Fin dalla notte dei tempi, le fonti orali sono sempre state la memoria a cui attingere per trasmettere alle generazioni future il patrimonio storico e folcloristico delle nostre genti.

Quando nelle case mancavano tv, computer, smartphone e termosifoni, le famiglie della Valdichiana trascorrevano le sere d’inverno a veglia, riunite attorno al grande focolare che occupava tutta la cucina, a raccontare storie, alcune realmente accadute, altre leggendarie.

Per anni frammenti di cultura popolare contadina, si sono tramandate oralmente vicino al fuoco del cantone.

In questo ambiente così raccolto, così intimo, composto da amici e parenti, ognuno dava libero sfogo alle proprie arguzie umoristiche, a scherzi, giochi, racconti di vita. Famiglie intere si spostavano a giro da un podere all’altro per andare a veglia; citte e citti (ragazze e ragazzi) aspettavano la sera della veglia per incontrarsi.

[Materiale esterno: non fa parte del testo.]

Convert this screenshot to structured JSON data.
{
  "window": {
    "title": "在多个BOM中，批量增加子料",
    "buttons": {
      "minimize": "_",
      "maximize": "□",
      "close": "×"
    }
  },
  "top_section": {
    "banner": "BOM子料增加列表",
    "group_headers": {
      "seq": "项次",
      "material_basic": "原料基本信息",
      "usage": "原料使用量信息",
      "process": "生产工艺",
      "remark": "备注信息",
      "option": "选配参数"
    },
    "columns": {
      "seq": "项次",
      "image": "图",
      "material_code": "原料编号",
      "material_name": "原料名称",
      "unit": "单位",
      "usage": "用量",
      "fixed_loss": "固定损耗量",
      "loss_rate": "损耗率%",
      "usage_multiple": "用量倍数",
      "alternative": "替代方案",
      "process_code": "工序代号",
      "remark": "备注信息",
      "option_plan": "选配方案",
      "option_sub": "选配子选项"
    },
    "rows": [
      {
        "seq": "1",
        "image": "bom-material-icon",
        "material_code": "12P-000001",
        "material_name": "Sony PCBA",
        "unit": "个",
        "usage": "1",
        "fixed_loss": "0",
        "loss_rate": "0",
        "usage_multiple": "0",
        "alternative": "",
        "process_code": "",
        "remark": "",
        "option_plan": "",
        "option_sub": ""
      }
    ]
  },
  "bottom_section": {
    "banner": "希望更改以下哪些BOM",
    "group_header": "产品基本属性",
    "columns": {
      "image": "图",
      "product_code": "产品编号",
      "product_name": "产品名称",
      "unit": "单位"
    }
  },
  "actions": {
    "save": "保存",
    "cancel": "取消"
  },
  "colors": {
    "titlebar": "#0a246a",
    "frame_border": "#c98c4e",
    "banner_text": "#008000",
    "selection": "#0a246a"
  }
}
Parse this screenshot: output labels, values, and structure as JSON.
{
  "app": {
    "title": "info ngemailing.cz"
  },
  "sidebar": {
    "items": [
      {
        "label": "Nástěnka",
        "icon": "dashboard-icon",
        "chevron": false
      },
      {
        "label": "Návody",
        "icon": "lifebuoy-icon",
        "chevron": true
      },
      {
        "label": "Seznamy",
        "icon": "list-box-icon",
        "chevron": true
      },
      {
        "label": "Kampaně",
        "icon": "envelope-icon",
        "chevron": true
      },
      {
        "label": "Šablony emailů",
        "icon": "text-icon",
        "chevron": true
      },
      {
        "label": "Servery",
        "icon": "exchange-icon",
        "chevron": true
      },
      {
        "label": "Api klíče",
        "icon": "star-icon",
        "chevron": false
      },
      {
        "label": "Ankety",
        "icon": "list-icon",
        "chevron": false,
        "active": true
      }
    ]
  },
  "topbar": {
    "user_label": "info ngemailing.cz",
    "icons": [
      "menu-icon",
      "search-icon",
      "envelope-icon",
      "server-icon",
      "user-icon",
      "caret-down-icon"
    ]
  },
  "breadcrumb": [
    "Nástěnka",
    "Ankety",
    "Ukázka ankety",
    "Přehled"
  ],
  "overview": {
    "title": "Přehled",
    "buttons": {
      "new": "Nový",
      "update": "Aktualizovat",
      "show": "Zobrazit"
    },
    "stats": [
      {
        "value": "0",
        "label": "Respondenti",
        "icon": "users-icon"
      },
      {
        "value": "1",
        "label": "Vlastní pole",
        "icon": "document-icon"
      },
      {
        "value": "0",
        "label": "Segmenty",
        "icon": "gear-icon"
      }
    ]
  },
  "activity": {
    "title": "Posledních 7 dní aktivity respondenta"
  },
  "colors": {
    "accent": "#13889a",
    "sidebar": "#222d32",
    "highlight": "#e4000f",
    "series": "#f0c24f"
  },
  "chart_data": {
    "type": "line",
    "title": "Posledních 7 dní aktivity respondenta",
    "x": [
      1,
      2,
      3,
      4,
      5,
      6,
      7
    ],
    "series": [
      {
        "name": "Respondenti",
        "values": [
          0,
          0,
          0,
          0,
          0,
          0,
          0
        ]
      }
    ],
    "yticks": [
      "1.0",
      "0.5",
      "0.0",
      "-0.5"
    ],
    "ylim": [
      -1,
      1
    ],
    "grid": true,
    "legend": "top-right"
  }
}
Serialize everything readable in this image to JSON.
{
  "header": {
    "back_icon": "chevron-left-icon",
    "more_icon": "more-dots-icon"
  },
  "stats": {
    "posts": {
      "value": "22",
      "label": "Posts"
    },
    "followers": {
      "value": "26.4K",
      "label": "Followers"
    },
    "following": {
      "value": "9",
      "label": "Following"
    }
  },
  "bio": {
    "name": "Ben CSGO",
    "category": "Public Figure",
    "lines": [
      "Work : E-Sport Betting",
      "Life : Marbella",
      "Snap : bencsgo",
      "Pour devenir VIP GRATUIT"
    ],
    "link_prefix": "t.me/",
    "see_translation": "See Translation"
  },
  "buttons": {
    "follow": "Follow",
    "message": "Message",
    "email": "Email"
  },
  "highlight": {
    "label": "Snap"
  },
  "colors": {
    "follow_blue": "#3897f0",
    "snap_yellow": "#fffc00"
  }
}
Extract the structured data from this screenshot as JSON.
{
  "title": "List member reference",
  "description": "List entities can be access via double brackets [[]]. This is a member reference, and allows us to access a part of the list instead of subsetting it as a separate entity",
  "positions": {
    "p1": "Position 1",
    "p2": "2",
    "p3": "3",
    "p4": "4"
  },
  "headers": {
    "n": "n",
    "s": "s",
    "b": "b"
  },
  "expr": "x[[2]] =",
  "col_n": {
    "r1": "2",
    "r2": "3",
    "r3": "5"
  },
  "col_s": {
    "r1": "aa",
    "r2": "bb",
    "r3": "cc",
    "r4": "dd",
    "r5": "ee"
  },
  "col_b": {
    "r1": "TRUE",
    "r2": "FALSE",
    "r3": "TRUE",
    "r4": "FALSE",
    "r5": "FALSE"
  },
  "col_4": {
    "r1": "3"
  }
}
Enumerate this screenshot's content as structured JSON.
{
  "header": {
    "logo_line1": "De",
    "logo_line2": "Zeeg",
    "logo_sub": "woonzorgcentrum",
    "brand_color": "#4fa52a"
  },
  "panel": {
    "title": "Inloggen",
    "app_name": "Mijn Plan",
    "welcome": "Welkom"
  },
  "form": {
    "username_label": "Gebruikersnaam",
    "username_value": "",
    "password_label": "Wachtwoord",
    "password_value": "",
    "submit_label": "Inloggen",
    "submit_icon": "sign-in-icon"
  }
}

Erano momenti di ritrovo, di svago, ma anche di confidenza e solidarietà.

I testimoni di questi momenti oggi sono sempre più rari. Quel patrimonio di memoria che le veglie custoviano, oggi rischia di scomparire per sempre, perchè di veglie se ne fanno sempre meno.

A questo proposito vi lasciamo con un pensiero:

“Noi non eravamo sempre connessi; e questo ci ha dato modo di esercitare la fantasia. Non avevamo Wikipedia; e questo ci ha allenato la memoria. Non eravamo prigionieri della rete come criceti nella ruota; e questo ci ha insegnato ad assaporare il tempo, a volte persino la noia.”  – “Metti via quel cellulare” di Aldo Cazzullo.